On Tue, 16 Sep 2003, Peter Whiting wrote:

> I need predict to ignore rows that contain levels not in the
> model.
>
> Consider a data frame, "const", that has columns for the number of
> days required to construct a site and the city and state the site
> was constructed in.
>
> g<-lm(days~city,data=const)
>
> Some of the sites in const have not yet been completed, and therefore
> they have days==NA. I want to predict how many days these sites
> will take to complete (I've simplified the above discussion to
> remove many of the other factors involved.)
>
> nconst<-subset(const,is.na(const$days))
> x<-predict(g,nconst)
> Error in model.frame.default(object, data, xlev = xlev) :
>         factor city has new level(s) ALBANY
>
> This is because we haven't yet completed a site in Albany.

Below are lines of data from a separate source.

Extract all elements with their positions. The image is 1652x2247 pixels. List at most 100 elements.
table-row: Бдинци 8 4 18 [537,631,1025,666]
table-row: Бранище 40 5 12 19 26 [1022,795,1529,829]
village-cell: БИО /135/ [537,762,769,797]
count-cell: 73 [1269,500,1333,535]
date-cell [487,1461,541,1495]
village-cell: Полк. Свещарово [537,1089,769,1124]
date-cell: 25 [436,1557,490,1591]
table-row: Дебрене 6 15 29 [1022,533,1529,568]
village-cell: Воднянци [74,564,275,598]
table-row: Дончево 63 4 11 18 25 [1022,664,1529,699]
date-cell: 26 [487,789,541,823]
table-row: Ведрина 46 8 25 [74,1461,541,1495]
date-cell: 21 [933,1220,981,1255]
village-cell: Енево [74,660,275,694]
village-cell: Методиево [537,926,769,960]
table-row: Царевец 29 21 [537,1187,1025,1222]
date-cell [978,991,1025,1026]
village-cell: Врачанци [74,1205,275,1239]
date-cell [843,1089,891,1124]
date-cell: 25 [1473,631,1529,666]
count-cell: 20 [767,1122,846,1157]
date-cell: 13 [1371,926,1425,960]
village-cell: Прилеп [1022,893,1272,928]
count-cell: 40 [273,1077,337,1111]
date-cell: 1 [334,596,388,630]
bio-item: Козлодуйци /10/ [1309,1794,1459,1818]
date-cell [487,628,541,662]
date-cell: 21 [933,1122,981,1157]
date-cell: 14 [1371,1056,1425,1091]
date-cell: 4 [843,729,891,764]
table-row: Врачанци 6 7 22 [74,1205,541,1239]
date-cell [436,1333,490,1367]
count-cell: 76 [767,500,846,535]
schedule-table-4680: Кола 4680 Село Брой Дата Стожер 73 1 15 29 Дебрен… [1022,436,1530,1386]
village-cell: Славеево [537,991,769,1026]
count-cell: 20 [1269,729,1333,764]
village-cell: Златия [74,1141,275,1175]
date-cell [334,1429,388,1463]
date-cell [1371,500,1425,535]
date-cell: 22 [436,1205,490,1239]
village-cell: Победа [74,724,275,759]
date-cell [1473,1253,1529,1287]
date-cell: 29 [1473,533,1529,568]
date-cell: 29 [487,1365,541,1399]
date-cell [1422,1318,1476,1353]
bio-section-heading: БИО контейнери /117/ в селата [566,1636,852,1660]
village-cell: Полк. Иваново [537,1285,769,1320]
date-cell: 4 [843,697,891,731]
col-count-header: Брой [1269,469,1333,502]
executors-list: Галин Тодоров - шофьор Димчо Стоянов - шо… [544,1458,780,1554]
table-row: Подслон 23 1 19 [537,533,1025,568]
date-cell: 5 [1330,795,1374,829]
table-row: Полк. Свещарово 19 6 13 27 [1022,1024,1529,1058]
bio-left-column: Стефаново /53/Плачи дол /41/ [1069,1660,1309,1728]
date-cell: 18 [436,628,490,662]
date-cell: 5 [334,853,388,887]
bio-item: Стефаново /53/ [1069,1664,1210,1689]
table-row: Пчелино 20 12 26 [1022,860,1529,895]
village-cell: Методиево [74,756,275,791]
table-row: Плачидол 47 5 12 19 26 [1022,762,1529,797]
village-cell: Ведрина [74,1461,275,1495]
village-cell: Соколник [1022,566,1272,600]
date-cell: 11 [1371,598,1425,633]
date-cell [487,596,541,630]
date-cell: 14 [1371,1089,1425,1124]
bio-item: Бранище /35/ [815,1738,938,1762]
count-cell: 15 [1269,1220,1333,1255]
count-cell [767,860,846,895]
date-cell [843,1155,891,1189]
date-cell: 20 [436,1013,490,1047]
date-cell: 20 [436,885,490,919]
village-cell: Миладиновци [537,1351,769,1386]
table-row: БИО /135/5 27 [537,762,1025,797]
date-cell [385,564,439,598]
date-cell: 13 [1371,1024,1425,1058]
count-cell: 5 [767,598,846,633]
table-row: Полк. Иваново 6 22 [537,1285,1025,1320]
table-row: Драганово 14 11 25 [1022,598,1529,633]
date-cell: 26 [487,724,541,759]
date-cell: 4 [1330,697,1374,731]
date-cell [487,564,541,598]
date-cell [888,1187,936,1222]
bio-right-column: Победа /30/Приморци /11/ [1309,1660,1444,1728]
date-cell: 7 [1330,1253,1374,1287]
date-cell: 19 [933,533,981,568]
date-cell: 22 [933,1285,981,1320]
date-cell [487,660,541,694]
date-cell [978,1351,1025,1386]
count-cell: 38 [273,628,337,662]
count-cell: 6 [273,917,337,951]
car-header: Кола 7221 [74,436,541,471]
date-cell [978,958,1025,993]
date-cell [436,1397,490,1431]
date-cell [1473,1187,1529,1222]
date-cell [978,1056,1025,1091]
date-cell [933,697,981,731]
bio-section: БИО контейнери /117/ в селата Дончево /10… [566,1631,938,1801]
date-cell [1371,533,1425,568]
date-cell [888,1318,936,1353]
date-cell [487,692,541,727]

> If I just had one to worry about I could easily fix it (choose
> a nearby market with similar characteristic) but I am dealing
> with a several hundred cities. Instead, for the cities not
> modeled by g I'd simply like to use the state, even though I
> don't expect it to be as good:
>
> g<-lm(days~state,data=const)
> x<-predict(g,nconst)
>
> I'm not sure how to identify the cities in nconst that are not
> modeled by g (my actual model has many more predictors in the
> formula) Is there a way to instruct predict to only predict the
> rows for which it has enough information and not complain about
> the others?
>
> g<-lm(days~city,data=const)
> x<-predict(g,nconst) ## the rows of x with city=ALBANY will be NA
> g<-lm(days~state,data=const)
> y<-predict(g,nconst)
> x[is.na(x)]<-y[is.na(x)]
>
> thanks,
> pete
>